Vox cited the work of Karen Stenner, author of the book "The Authoritarian Dynamic."

Vox reported:

"According to Stenner's theory, there is a certain subset of people who hold latent authoritarian tendencies. These tendencies can be triggered or 'activated" by the perception of physical threats or by destabilizing social change, leading those individuals to desire policies and leaders that we might more colloquially call authoritarian.

Authoritarians prioritize social order and hierarchies, which bring a sense of control to a chaotic world. Challenges to that order - diversity, influx of outsiders, breakdown of the old order - are experienced as personally threatening because they risk upending the status quo order they equate with basic security. 

There's certainly a drumbeat of big changes in threats we're all hearing about, amplified by the 24 hour news cycle, cable TV shoutfests, zillions of radio shock jocks and social media that scream all kinds of dire news and warnings.

Some of the changes and upheavals are good:  Gay people can now marry in the United States. The Black Lives Matter movement is putting a spotlight on racial injustice and the excesses of some police forces. Authoritarians equate police with social order, so even objections to police shootings of unarmed citizens is equated with a breakdown of social order.

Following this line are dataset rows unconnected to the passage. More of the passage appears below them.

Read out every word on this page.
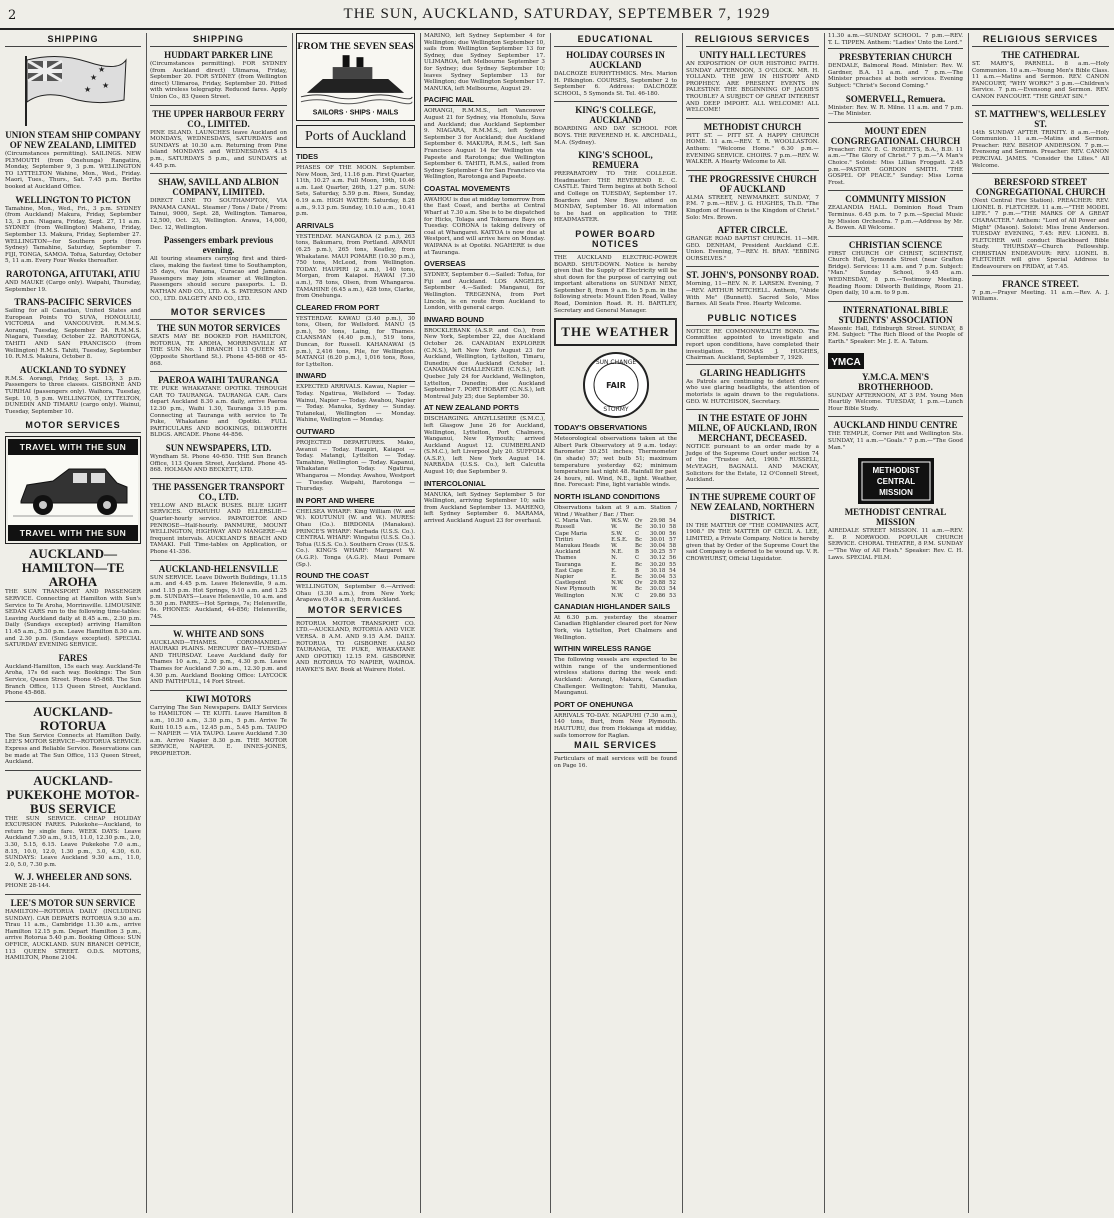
2	THE SUN, AUCKLAND, SATURDAY, SEPTEMBER 7, 1929
SHIPPING
★
★
★
★
UNION STEAM SHIP COMPANY OF NEW ZEALAND, LIMITED
(Circumstances permitting). SAILINGS. NEW PLYMOUTH (from Onehunga) Rangatira, Monday, September 9, 3 p.m. WELLINGTON TO LYTTELTON Wahine, Mon., Wed., Friday. Maori, Tues., Thurs., Sat. 7.45 p.m. Berths booked at Auckland Office.
WELLINGTON TO PICTON
Tamahine, Mon., Wed., Fri., 3 p.m. SYDNEY (from Auckland) Makura, Friday, September 13, 3 p.m. Niagara, Friday, Sept. 27, 11 a.m. SYDNEY (from Wellington) Maheno, Friday, September 13. Makura, Friday, September 27. WELLINGTON—for Southern ports (from Sydney) Tamahine, Saturday, September 7. FIJI, TONGA, SAMOA. Tofua, Saturday, October 5, 11 a.m. Every Four Weeks thereafter.
RAROTONGA, AITUTAKI, ATIU
AND MAUKE (Cargo only). Waipahi, Thursday, September 19.
TRANS-PACIFIC SERVICES
Sailing for all Canadian, United States and European Points TO SUVA, HONOLULU, VICTORIA and VANCOUVER. R.M.M.S. Aorangi, Tuesday, September 24. R.M.M.S. Niagara, Tuesday, October 22. RAROTONGA, TAHITI AND SAN FRANCISCO (from Wellington) R.M.S. Tahiti, Tuesday, September 10. R.M.S. Makura, October 8.
AUCKLAND TO SYDNEY
R.M.S. Aorangi, Friday, Sept. 13, 3 p.m. Passengers to three classes. GISBORNE AND TURIHAI (passengers only). Waihora, Tuesday, Sept. 10, 5 p.m. WELLINGTON, LYTTELTON, DUNEDIN AND TIMARU (cargo only). Wainui, Tuesday, September 10.
MOTOR SERVICES
TRAVEL WITH THE SUN
TRAVEL WITH THE SUN
AUCKLAND—HAMILTON—TE AROHA
THE SUN TRANSPORT AND PASSENGER SERVICE. Connecting at Hamilton with Sun's Service to Te Aroha, Morrinsville. LIMOUSINE SEDAN CARS run to the following time-tables: Leaving Auckland daily at 8.45 a.m., 2.30 p.m. Daily (Sundays excepted) arriving Hamilton 11.45 a.m., 5.30 p.m. Leave Hamilton 8.30 a.m. and 2.30 p.m. (Sundays excepted). SPECIAL SATURDAY EVENING SERVICE.
FARES
Auckland-Hamilton, 15s each way. Auckland-Te Aroha, 17s 6d each way. Bookings: The Sun Service, Queen Street. Phone 45-868. The Sun Branch Office, 113 Queen Street, Auckland. Phone 45-868.
AUCKLAND-ROTORUA
The Sun Service Connects at Hamilton Daily. LEE'S MOTOR SERVICE—ROTORUA SERVICE. Express and Reliable Service. Reservations can be made at The Sun Office, 113 Queen Street, Auckland.
AUCKLAND-PUKEKOHE MOTOR-BUS SERVICE
THE SUN SERVICE. CHEAP HOLIDAY EXCURSION FARES. Pukekohe—Auckland, to return by single fare. WEEK DAYS: Leave Auckland 7.30 a.m., 9.15, 11.0, 12.30 p.m., 2.0, 3.30, 5.15, 6.15. Leave Pukekohe 7.0 a.m., 8.15, 10.0, 12.0, 1.30 p.m., 3.0, 4.30, 6.0. SUNDAYS: Leave Auckland 9.30 a.m., 11.0, 2.0, 5.0, 7.30 p.m.
W. J. WHEELER AND SONS.
PHONE 28-144.
LEE'S MOTOR SUN SERVICE
HAMILTON—ROTORUA DAILY (INCLUDING SUNDAY). CAR DEPARTS ROTORUA 9.30 a.m. Tirau 11 a.m., Cambridge 11.30 a.m., arrive Hamilton 12.15 p.m. Depart Hamilton 3 p.m., arrive Rotorua 5.40 p.m. Booking Offices: SUN OFFICE, AUCKLAND. SUN BRANCH OFFICE, 113 QUEEN STREET. O.D.S. MOTORS, HAMILTON, Phone 2104.
SHIPPING
HUDDART PARKER LINE
(Circumstances permitting). FOR SYDNEY (from Auckland direct) Ulimaroa, Friday, September 20. FOR SYDNEY (from Wellington direct) Ulimaroa, Friday, September 20. Fitted with wireless telegraphy. Reduced fares. Apply Union Co., 83 Queen Street.
THE UPPER HARBOUR FERRY CO., LIMITED.
PINE ISLAND. LAUNCHES leave Auckland on MONDAYS, WEDNESDAYS, SATURDAYS and SUNDAYS at 10.30 a.m. Returning from Pine Island MONDAYS and WEDNESDAYS 4.15 p.m., SATURDAYS 5 p.m., and SUNDAYS at 4.45 p.m.
SHAW, SAVILL AND ALBION COMPANY, LIMITED.
DIRECT LINE TO SOUTHAMPTON, VIA PANAMA CANAL. Steamer / Tons / Date / From: Tainui, 9000, Sept. 28, Wellington. Tamaroa, 12,500, Oct. 23, Wellington. Arawa, 14,000, Dec. 12, Wellington.
Passengers embark previous evening.
All touring steamers carrying first and third-class, making the fastest time to Southampton, 35 days, via Panama, Curacao and Jamaica. Passengers may join steamer at Wellington. Passengers should secure passports. L. D. NATHAN AND CO., LTD. A. S. PATERSON AND CO., LTD. DALGETY AND CO., LTD.
MOTOR SERVICES
THE SUN MOTOR SERVICES
SEATS MAY BE BOOKED FOR HAMILTON, ROTORUA, TE AROHA, MORRINSVILLE AT THE SUN No. 1 BRANCH 113 QUEEN ST. (Opposite Shortland St.). Phone 45-868 or 45-868.
PAEROA WAIHI TAURANGA
TE PUKE WHAKATANE OPOTIKI. THROUGH CAR TO TAURANGA. TAURANGA CAR. Cars depart Auckland 8.30 a.m. daily, arrive Paeroa 12.30 p.m., Waihi 1.30, Tauranga 3.15 p.m. Connecting at Tauranga with service to Te Puke, Whakatane and Opotiki. FULL PARTICULARS AND BOOKINGS, DILWORTH BLDGS. ARCADE. Phone 44-856.
SUN NEWSPAPERS, LTD.
Wyndham St. Phone 40-650. THE Sun Branch Office, 113 Queen Street, Auckland. Phone 45-868. HOLMAN AND BECKETT, LTD.
THE PASSENGER TRANSPORT CO., LTD.
YELLOW AND BLACK BUSES. BLUE LIGHT SERVICES. OTAHUHU AND ELLERSLIE—Quarter-hourly service. PAPATOETOE AND PENROSE—Half-hourly. PANMURE, MOUNT WELLINGTON, HIGHWAY AND MANGERE—At frequent intervals. AUCKLAND'S BEACH AND TAMAKI. Full Time-tables on Application, or Phone 41-356.
AUCKLAND-HELENSVILLE
SUN SERVICE. Leave Dilworth Buildings, 11.15 a.m. and 4.45 p.m. Leave Helensville, 9 a.m. and 1.15 p.m. Hot Springs, 9.10 a.m. and 1.25 p.m. SUNDAYS—Leave Helensville, 10 a.m. and 5.30 p.m. FARES—Hot Springs, 7s; Helensville, 6s. PHONES: Auckland, 44-856; Helensville, 74S.
W. WHITE AND SONS
AUCKLAND—THAMES. COROMANDEL—HAURAKI PLAINS. MERCURY BAY—TUESDAY AND THURSDAY. Leave Auckland daily for Thames 10 a.m., 2.30 p.m., 4.30 p.m. Leave Thames for Auckland 7.30 a.m., 12.30 p.m. and 4.30 p.m. Auckland Booking Office: LAYCOCK AND FAITHFULL, 14 Fort Street.
KIWI MOTORS
Carrying The Sun Newspapers. DAILY Services to HAMILTON — TE KUITI. Leave Hamilton 8 a.m., 10.30 a.m., 3.30 p.m., 5 p.m. Arrive Te Kuiti 10.15 a.m., 12.45 p.m., 5.45 p.m. TAUPO — NAPIER — VIA TAUPO. Leave Auckland 7.30 a.m. Arrive Napier 8.30 p.m. THE MOTOR SERVICE, NAPIER. E. INNES-JONES, PROPRIETOR.
FROM THE SEVEN SEAS
SAILORS · SHIPS · MAILS
Ports of Auckland
TIDES
PHASES OF THE MOON. September. New Moon, 3rd, 11.16 p.m. First Quarter, 11th, 10.27 a.m. Full Moon, 19th, 10.46 a.m. Last Quarter, 26th, 1.27 p.m. SUN: Sets, Saturday, 5.59 p.m. Rises, Sunday, 6.19 a.m. HIGH WATER: Saturday, 8.28 a.m., 9.13 p.m. Sunday, 10.10 a.m., 10.41 p.m.
ARRIVALS
YESTERDAY. MANGAROA (2 p.m.), 263 tons, Bakumaru, from Portland. APANUI (6.25 p.m.), 265 tons, Keatley, from Whakatane. MAUI POMARE (10.30 p.m.), 750 tons, McLeod, from Wellington. TODAY. HAUPIRI (2 a.m.), 140 tons, Morgan, from Kaiapoi. HAWAI (7.30 a.m.), 78 tons, Olsen, from Whangaroa. TAMAHINE (6.45 a.m.), 428 tons, Clarke, from Onehunga.
CLEARED FROM PORT
YESTERDAY. KAWAU (3.40 p.m.), 30 tons, Olsen, for Wellsford. MANU (5 p.m.), 50 tons, Laing, for Thames. CLANSMAN (4.40 p.m.), 519 tons, Duncan, for Russell. KAHANAWAI (5 p.m.), 2,416 tons, Pile, for Wellington. MATANGI (6.20 p.m.), 1,016 tons, Ross, for Lyttelton.
INWARD
EXPECTED ARRIVALS. Kawau, Napier — Today. Ngatirua, Wellsford — Today. Wainui, Napier — Today. Awahou, Napier — Today. Manuka, Sydney — Sunday. Tutanekai, Wellington — Monday. Wahine, Wellington — Monday.
OUTWARD
PROJECTED DEPARTURES. Mako, Awanui — Today. Haupiri, Kaiapoi — Today. Matangi, Lyttelton — Today. Tamahine, Wellington — Today. Kapanui, Whakatane — Today. Ngatirua, Whangaroa — Monday. Awahou, Westport — Tuesday. Waipahi, Rarotonga — Thursday.
IN PORT AND WHERE
CHELSEA WHARF: King William (W. and W.). KOUTUNUI (W. and W.). MURES: Ohau (Co.). BIRDONIA (Manakau). PRINCE'S WHARF: Narbada (U.S.S. Co.). CENTRAL WHARF: Wingatui (U.S.S. Co.). Tofua (U.S.S. Co.). Southern Cross (U.S.S. Co.). KING'S WHARF: Margaret W. (A.G.P.). Tonga (A.G.P.). Maui Pomare (Sp.).
ROUND THE COAST
WELLINGTON, September 6.—Arrived: Ohau (3.30 a.m.), from New York; Arapawa (9.45 a.m.), from Auckland.
MOTOR SERVICES
ROTORUA MOTOR TRANSPORT CO. LTD.—AUCKLAND, ROTORUA AND VICE VERSA. 8 A.M. AND 9.15 A.M. DAILY. ROTORUA TO GISBORNE (ALSO TAURANGA, TE PUKE, WHAKATANE AND OPOTIKI) 12.15 P.M. GISBORNE AND ROTORUA TO NAPIER, WAIROA. HAWKE'S BAY. Book at Wairere Hotel.
MARINO, left Sydney September 4 for Wellington; due Wellington September 10, sails from Wellington September 13 for Sydney, due Sydney September 17. ULIMAROA, left Melbourne September 3 for Sydney; due Sydney September 10; leaves Sydney September 13 for Wellington; due Wellington September 17. MANUKA, left Melbourne, August 29.
PACIFIC MAIL
AORANGI, R.M.M.S., left Vancouver August 21 for Sydney, via Honolulu, Suva and Auckland; due Auckland September 9. NIAGARA, R.M.M.S., left Sydney September 3 for Auckland; due Auckland September 6. MAKURA, R.M.S., left San Francisco August 14 for Wellington via Papeete and Rarotonga; due Wellington September 6. TAHITI, R.M.S., sailed from Sydney September 4 for San Francisco via Wellington, Rarotonga and Papeete.
COASTAL MOVEMENTS
AWAHOU is due at midday tomorrow from the East Coast, and berths at Central Wharf at 7.30 a.m. She is to be dispatched for Hicks, Tolaga and Tokomaru Bays on Tuesday. CORONA is taking delivery of coal at Whangarei. KAITOA is now due at Westport, and will arrive here on Monday. WAIPANA is at Opotiki. NGAHERE is due at Tauranga.
OVERSEAS
SYDNEY, September 6.—Sailed: Tofua, for Fiji and Auckland. LOS ANGELES, September 4.—Sailed: Manganui, for Wellington. TREGENNA, from Port Lincoln, is en route from Auckland to London, with general cargo.
INWARD BOUND
BROCKLEBANK (A.S.P. and Co.), from New York, September 22, due Auckland October 26. CANADIAN EXPLORER (C.N.S.), left New York August 23 for Auckland, Wellington, Lyttelton, Timaru, Dunedin; due Auckland October 1. CANADIAN CHALLENGER (C.N.S.), left Quebec July 24 for Auckland, Wellington, Lyttelton, Dunedin; due Auckland September 7. PORT HOBART (C.N.S.), left Montreal July 25; due September 30.
AT NEW ZEALAND PORTS
DISCHARGING. ARGYLLSHIRE (S.M.C.), left Glasgow June 26 for Auckland, Wellington, Lyttelton, Port Chalmers, Wanganui, New Plymouth; arrived Auckland August 12. CUMBERLAND (S.M.C.), left Liverpool July 20. SUFFOLK (A.S.P.), left New York August 14. NARBADA (U.S.S. Co.), left Calcutta August 10; due September 9.
INTERCOLONIAL
MANUKA, left Sydney September 5 for Wellington, arriving September 10; sails from Auckland September 13. MAHENO, left Sydney September 6. MARAMA, arrived Auckland August 23 for overhaul.
EDUCATIONAL
HOLIDAY COURSES IN AUCKLAND
DALCROZE EURHYTHMICS. Mrs. Marion H. Pilkington. COURSES, September 2 to September 6. Address: DALCROZE SCHOOL, 5 Symonds St. Tel. 46-180.
KING'S COLLEGE, AUCKLAND
BOARDING AND DAY SCHOOL FOR BOYS. THE REVEREND H. K. ARCHDALL, M.A. (Sydney).
KING'S SCHOOL, REMUERA
PREPARATORY TO THE COLLEGE. Headmaster: THE REVEREND E. C. CASTLE. Third Term begins at both School and College on TUESDAY, September 17. Boarders and New Boys attend on MONDAY, September 16. All information to be had on application to THE HEADMASTER.
POWER BOARD NOTICES
THE AUCKLAND ELECTRIC-POWER BOARD. SHUT-DOWN. Notice is hereby given that the Supply of Electricity will be shut down for the purpose of carrying out important alterations on SUNDAY NEXT, September 8, from 9 a.m. to 5 p.m. in the following streets: Mount Eden Road, Valley Road, Dominion Road. R. H. BARTLEY, Secretary and General Manager.
THE WEATHER
SUN CHANGE
FAIR
STORMY
TODAY'S OBSERVATIONS
Meteorological observations taken at the Albert Park Observatory at 9 a.m. today: Barometer 30.251 inches; Thermometer (in shade) 57; wet bulb 51; maximum temperature yesterday 62; minimum temperature last night 48. Rainfall for past 24 hours, nil. Wind, N.E., light. Weather, fine. Forecast: Fine, light variable winds.
NORTH ISLAND CONDITIONS
Observations taken at 9 a.m. Station / Wind / Weather / Bar. / Ther.
C. Maria Van.	W.S.W.	Ov	29.98	54
Russell	W.	Bc	30.10	58
Cape Maria	S.W.	C	30.00	56
Tiritiri	E.S.E.	Bc	30.01	57
Manukau Heads	W.	Bc	30.04	58
Auckland	N.E.	B	30.25	57
Thames	N.	C	30.12	56
Tauranga	E.	Bc	30.20	55
East Cape	E.	B	30.18	54
Napier	E.	Bc	30.04	53
Castlepoint	N.W.	Ov	29.88	52
New Plymouth	W.	Bc	30.03	54
Wellington	N.W.	C	29.86	53
CANADIAN HIGHLANDER SAILS
At 6.30 p.m. yesterday the steamer Canadian Highlander cleared port for New York, via Lyttelton, Port Chalmers and Wellington.
WITHIN WIRELESS RANGE
The following vessels are expected to be within range of the undermentioned wireless stations during the week end: Auckland: Aorangi, Makura, Canadian Challenger. Wellington: Tahiti, Manuka, Maunganui.
PORT OF ONEHUNGA
ARRIVALS TO-DAY. NGAPUHI (7.30 a.m.), 140 tons, Burt, from New Plymouth. HAUTURU, due from Hokianga at midday, sails tomorrow for Raglan.
MAIL SERVICES
Particulars of mail services will be found on Page 16.
RELIGIOUS SERVICES
UNITY HALL LECTURES
AN EXPOSITION OF OUR HISTORIC FAITH. SUNDAY AFTERNOON, 3 O'CLOCK. MR. H. YOLLAND. THE JEW IN HISTORY AND PROPHECY. ARE PRESENT EVENTS IN PALESTINE THE BEGINNING OF JACOB'S TROUBLE? A SUBJECT OF GREAT INTEREST AND DEEP IMPORT. ALL WELCOME! ALL WELCOME!
METHODIST CHURCH
PITT ST. — PITT ST. A HAPPY CHURCH HOME. 11 a.m.—REV. T. R. WOOLLASTON. Anthem: "Welcome Home." 6.30 p.m.—EVENING SERVICE. CHOIRS. 7 p.m.—REV. W. WALKER. A Hearty Welcome to All.
THE PROGRESSIVE CHURCH OF AUCKLAND
ALMA STREET, NEWMARKET. SUNDAY, 7 P.M. 7 p.m.—REV. J. G. HUGHES, Th.D. "The Kingdom of Heaven is the Kingdom of Christ." Solo: Mrs. Brown.
AFTER CIRCLE.
GRANGE ROAD BAPTIST CHURCH. 11—MR. GEO. DENHAM, President Auckland C.E. Union. Evening, 7—REV. H. BRAY. "EBBING OURSELVES."
ST. JOHN'S, PONSONBY ROAD.
Morning, 11—REV. N. F. LARSEN. Evening, 7—REV. ARTHUR MITCHELL. Anthem, "Abide With Me" (Bunnett). Sacred Solo, Miss Barnes. All Seats Free. Hearty Welcome.
PUBLIC NOTICES
NOTICE RE COMMONWEALTH BOND. The Committee appointed to investigate and report upon conditions, have completed their investigation. THOMAS J. HUGHES, Chairman. Auckland, September 7, 1929.
GLARING HEADLIGHTS
As Patrols are continuing to detect drivers who use glaring headlights, the attention of motorists is again drawn to the regulations. GEO. W. HUTCHISON, Secretary.
IN THE ESTATE OF JOHN MILNE, OF AUCKLAND, IRON MERCHANT, DECEASED.
NOTICE pursuant to an order made by a Judge of the Supreme Court under section 74 of the "Trustee Act, 1908." RUSSELL, McVEAGH, BAGNALL AND MACKAY, Solicitors for the Estate, 12 O'Connell Street, Auckland.
IN THE SUPREME COURT OF NEW ZEALAND, NORTHERN DISTRICT.
IN THE MATTER OF "THE COMPANIES ACT, 1908." IN THE MATTER OF CECIL A. LEE, LIMITED, a Private Company. Notice is hereby given that by Order of the Supreme Court the said Company is ordered to be wound up. V. R. CROWHURST, Official Liquidator.
11.30 a.m.—SUNDAY SCHOOL. 7 p.m.—REV. T. L. TIPPEN. Anthem: "Ladies' Unto the Lord."
PRESBYTERIAN CHURCH
DENDALE, Balmoral Road. Minister: Rev. W. Gardner, B.A. 11 a.m. and 7 p.m.—The Minister preaches at both services. Evening Subject: "Christ's Second Coming."
SOMERVELL, Remuera.
Minister: Rev. W. R. Milne. 11 a.m. and 7 p.m.—The Minister.
MOUNT EDEN CONGREGATIONAL CHURCH
Preacher: REV. E. C. ROBERTS, B.A., B.D. 11 a.m.—"The Glory of Christ." 7 p.m.—"A Man's Choice." Soloist: Miss Lillian Froggatt. 2.45 p.m.—PASTOR GORDON SMITH. "THE GOSPEL OF PEACE." Sunday: Miss Lorna Frost.
COMMUNITY MISSION
ZEALANDIA HALL. Dominion Road Tram Terminus. 6.45 p.m. to 7 p.m.—Special Music by Mission Orchestra. 7 p.m.—Address by Mr. A. Bowen. All Welcome.
CHRISTIAN SCIENCE
FIRST CHURCH OF CHRIST, SCIENTIST, Church Hall, Symonds Street (near Grafton Bridge). Services: 11 a.m. and 7 p.m. Subject: "Man." Sunday School, 9.45 a.m. WEDNESDAY, 8 p.m.—Testimony Meeting. Reading Room: Dilworth Buildings, Room 21. Open daily, 10 a.m. to 9 p.m.
INTERNATIONAL BIBLE STUDENTS' ASSOCIATION
Masonic Hall, Edinburgh Street. SUNDAY, 8 P.M. Subject: "The Rich Blood of the People of Earth." Speaker: Mr. J. E. A. Tatum.
YMCA
Y.M.C.A. MEN'S BROTHERHOOD.
SUNDAY AFTERNOON, AT 3 P.M. Young Men Heartily Welcome. TUESDAY, 1 p.m.—Lunch Hour Bible Study.
AUCKLAND HINDU CENTRE
THE TEMPLE, Corner Pitt and Wellington Sts. SUNDAY, 11 a.m.—"Goals." 7 p.m.—"The Good Man."
METHODIST
CENTRAL
MISSION
METHODIST CENTRAL MISSION
AIREDALE STREET MISSION. 11 a.m.—REV. E. P. NORWOOD. POPULAR CHURCH SERVICE. CHORAL THEATRE, 8 P.M. SUNDAY—"The Way of All Flesh." Speaker: Rev. C. H. Laws. SPECIAL FILM.
RELIGIOUS SERVICES
THE CATHEDRAL
ST. MARY'S, PARNELL. 8 a.m.—Holy Communion. 10 a.m.—Young Men's Bible Class. 11 a.m.—Matins and Sermon. REV. CANON FANCOURT, "WHY WORK?" 3 p.m.—Children's Service. 7 p.m.—Evensong and Sermon. REV. CANON FANCOURT. "THE GREAT SIN."
ST. MATTHEW'S, WELLESLEY ST.
14th SUNDAY AFTER TRINITY. 8 a.m.—Holy Communion. 11 a.m.—Matins and Sermon. Preacher: REV. BISHOP ANDERSON. 7 p.m.—Evensong and Sermon. Preacher: REV. CANON PERCIVAL JAMES. "Consider the Lilies." All Welcome.
BERESFORD STREET CONGREGATIONAL CHURCH
(Next Central Fire Station). PREACHER: REV. LIONEL B. FLETCHER. 11 a.m.—"THE MODEL LIFE." 7 p.m.—"THE MARKS OF A GREAT CHARACTER." Anthem: "Lord of All Power and Might" (Mason). Soloist: Miss Irene Anderson. TUESDAY EVENING, 7.45: REV. LIONEL B. FLETCHER will conduct Blackboard Bible Study. THURSDAY—Church Fellowship. CHRISTIAN ENDEAVOUR: REV. LIONEL B. FLETCHER will give Special Address to Endeavourers on FRIDAY, at 7.45.
FRANCE STREET.
7 p.m.—Prayer Meeting. 11 a.m.—Rev. A. J. Williams.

Other changes are indeed threatening to all of us. Rising income inequality is threatening everyone's livelihood, except for the elites, which were the ones who were suppose to maintain social order. They're not anymore, which encourages the authoritarians. Money in politics, and inaction by Congress do the same thing.

You can see why the world seems to have turned upside down and inside out, especially from the perspective of white lower and middle income men, who are really being buffeted from all sides.

Ever notice how many white male faces you see at Trump rallies? I don't think that's a coincidence.

This Won't End Soon

Here's the intractable problem:  Even if the Trump candidacy implodes, the nation is ripe to embrace some other demagogue. The "Trump problem" isn't going to go away if Trump goes away, as Vox notes.

So-called establishment Republicans are in a tizzy, because they fear Trump will be the Republican nominee, and might not win the presidency because of his crazy ideas. Sure, Trump, with all his excesses, might open the door for Hillary Clinton or even Bernie Sanders to win the White House.

But there's still a chance Trump could win. Or, because I don't see signs of our nation's upheaval and resentment among its citizens going away anytime soon,  another dangerous authoritarian overlord type, one that's less of a clown than Trump, could become President in 2020, or 2024.

Yeah, I'll keep laughing at Trump's buffoonery, but meanwhile, I, like Summers, am fearful of some authoritarian jerk, be in Trump or someone else, taking power.

We've gotten into this mess because leaders don't lead, the idea of making money while maintaining a sense of ethics and fairness has gotten quaint, and many members of the media value ratings more than responsibility, and let every wacko commandeer the microphone.

No wonder so many people are pissed off and would go so far as to vote for Trump. In embracing a crazy person, they're screaming for some sanity in this nation.